Ich habe eigentlich nicht viel Zeit. Nur kurz etwas zur Bundestagswahl. Der Wahl-O-Mat wird an mancherlei Stelle angepriesen als die ultimative Wahlhilfe: „Mach den Wahl-O-Maten und du weißt, was du wählen solltest (willst; wirst)!“ Der Wahl-O-Mat besitzt schon seine Berechtigung keine Frage. Er fungiert mehr oder minder als Filter und siebt die seitenlangen Wahlprogramme und Grundsatzprogramm der demokratischen Parteien nach Thesen, auf die die Parteien festgenagelt werden können. Es ist doch irgendwie verständlich und gleichzeitig aber auch traurig, dass dieses hochkomplexe Gebilde der Staatssteuerung (also das, was die Politik so betreibt) nicht schnell erworben und begriffen werden kann.

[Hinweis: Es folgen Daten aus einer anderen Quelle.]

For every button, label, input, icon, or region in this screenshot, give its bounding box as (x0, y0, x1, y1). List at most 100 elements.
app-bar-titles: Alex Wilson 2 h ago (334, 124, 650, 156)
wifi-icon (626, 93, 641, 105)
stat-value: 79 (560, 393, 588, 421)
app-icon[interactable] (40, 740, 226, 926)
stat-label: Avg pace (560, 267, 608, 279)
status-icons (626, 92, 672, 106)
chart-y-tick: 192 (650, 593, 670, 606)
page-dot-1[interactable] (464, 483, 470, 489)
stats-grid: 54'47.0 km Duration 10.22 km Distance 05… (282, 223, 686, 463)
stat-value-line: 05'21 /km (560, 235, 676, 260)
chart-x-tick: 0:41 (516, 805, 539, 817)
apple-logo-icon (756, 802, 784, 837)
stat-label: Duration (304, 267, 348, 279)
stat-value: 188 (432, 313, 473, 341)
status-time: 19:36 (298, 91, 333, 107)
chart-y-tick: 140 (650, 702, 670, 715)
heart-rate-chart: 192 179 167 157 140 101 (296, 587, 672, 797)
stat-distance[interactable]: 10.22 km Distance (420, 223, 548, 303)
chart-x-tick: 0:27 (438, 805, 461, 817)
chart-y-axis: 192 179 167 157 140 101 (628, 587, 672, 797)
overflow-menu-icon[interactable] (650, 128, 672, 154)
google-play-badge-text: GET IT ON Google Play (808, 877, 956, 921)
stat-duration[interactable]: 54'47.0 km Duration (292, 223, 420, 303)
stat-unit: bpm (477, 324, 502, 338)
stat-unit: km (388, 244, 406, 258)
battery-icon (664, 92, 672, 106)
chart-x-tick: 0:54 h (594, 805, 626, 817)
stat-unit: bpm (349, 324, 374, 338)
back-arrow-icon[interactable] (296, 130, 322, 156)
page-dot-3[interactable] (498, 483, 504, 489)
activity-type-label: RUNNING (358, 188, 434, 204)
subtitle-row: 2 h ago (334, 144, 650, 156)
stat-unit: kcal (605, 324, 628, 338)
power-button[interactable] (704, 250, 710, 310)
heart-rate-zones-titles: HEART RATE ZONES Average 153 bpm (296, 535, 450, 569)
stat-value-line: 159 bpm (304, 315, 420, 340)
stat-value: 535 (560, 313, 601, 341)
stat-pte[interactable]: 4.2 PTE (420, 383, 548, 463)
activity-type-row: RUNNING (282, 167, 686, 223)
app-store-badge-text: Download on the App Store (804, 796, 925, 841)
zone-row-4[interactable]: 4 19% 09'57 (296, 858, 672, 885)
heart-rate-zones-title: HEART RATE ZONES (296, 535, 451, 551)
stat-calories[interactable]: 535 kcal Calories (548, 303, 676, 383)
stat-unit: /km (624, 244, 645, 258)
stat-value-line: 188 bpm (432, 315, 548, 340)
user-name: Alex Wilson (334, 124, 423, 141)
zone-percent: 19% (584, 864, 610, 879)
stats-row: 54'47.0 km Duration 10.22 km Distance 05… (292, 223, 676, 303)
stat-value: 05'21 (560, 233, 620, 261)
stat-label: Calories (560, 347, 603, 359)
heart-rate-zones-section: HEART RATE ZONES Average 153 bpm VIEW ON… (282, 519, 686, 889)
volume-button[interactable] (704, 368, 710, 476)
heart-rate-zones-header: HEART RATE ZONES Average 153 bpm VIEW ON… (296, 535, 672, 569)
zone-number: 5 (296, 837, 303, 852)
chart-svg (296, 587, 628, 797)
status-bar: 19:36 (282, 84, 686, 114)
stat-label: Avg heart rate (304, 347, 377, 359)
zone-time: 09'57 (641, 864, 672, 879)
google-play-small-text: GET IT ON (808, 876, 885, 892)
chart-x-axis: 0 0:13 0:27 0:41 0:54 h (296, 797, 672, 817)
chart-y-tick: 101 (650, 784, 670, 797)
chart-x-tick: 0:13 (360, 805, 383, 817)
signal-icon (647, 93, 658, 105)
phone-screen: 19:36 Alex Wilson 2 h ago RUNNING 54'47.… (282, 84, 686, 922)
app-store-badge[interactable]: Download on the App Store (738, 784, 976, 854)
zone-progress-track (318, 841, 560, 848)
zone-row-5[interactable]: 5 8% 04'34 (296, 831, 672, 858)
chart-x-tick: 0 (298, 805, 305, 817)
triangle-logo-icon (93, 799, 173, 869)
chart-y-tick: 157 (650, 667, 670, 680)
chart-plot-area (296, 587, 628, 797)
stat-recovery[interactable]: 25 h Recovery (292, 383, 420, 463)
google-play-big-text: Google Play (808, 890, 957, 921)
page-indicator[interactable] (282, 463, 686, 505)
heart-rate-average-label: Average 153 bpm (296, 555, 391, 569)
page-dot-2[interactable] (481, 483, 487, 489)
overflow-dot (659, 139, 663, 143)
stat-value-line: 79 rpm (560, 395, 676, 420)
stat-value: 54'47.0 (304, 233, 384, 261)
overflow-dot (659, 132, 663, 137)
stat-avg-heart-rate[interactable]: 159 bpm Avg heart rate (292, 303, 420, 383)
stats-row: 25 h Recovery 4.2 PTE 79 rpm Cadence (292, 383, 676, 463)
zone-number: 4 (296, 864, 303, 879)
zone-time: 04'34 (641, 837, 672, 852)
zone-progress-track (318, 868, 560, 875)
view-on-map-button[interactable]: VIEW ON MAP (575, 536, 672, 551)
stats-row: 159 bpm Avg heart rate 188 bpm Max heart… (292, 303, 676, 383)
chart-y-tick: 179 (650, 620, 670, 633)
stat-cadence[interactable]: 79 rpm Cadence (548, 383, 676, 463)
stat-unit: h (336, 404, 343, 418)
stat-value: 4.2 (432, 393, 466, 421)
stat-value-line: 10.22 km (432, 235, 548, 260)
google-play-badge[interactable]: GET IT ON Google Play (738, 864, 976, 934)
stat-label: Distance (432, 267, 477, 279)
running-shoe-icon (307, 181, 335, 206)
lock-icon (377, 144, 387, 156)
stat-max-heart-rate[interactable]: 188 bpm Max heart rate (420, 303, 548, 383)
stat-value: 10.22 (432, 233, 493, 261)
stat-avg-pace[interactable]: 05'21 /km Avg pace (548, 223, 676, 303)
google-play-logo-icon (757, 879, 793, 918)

Ich denke, es ist für die Macher des Wahl-O-Mats ein jedes Jahr neu aufkommendes Problem wie detailliert die Auswertung der Parteiprogramme sein muss. Zu detailliert würde die Informationslast bei der Entscheidungsfindung zwischen Ja, Nein und ich weiß nicht am Wahl-O-Maten schnell so verkomplizieren, dass es Grundfragen, Unterfragen und Detailfragen geben müsste. So bleibt es bei wenigen Politiken gespickt mit Detailfällen. Steht jetzt die Frage zum Atomausstieg in direkter Verbindung mit der generellen Energiepolitik der Parteien … d.h. welches zukunftsfähige und realistische (vor allem finanzierbare) Konzept legen die Parteien bei einer Befürtwortung des Atomausstiegs vor. Entscheidender an dieser Stelle bleibt ja zu Fragen sind sich die Wahl-O-Mat-Nutzer und gleichsam Wähler der Konsequenzen eines Atomausstieges oder der Fortführung der Atomenergie als Lieferant für Industrie und Haushalte bewusst. Der Wahl-O-Mat kann dies an dieser Stelle nicht leisten.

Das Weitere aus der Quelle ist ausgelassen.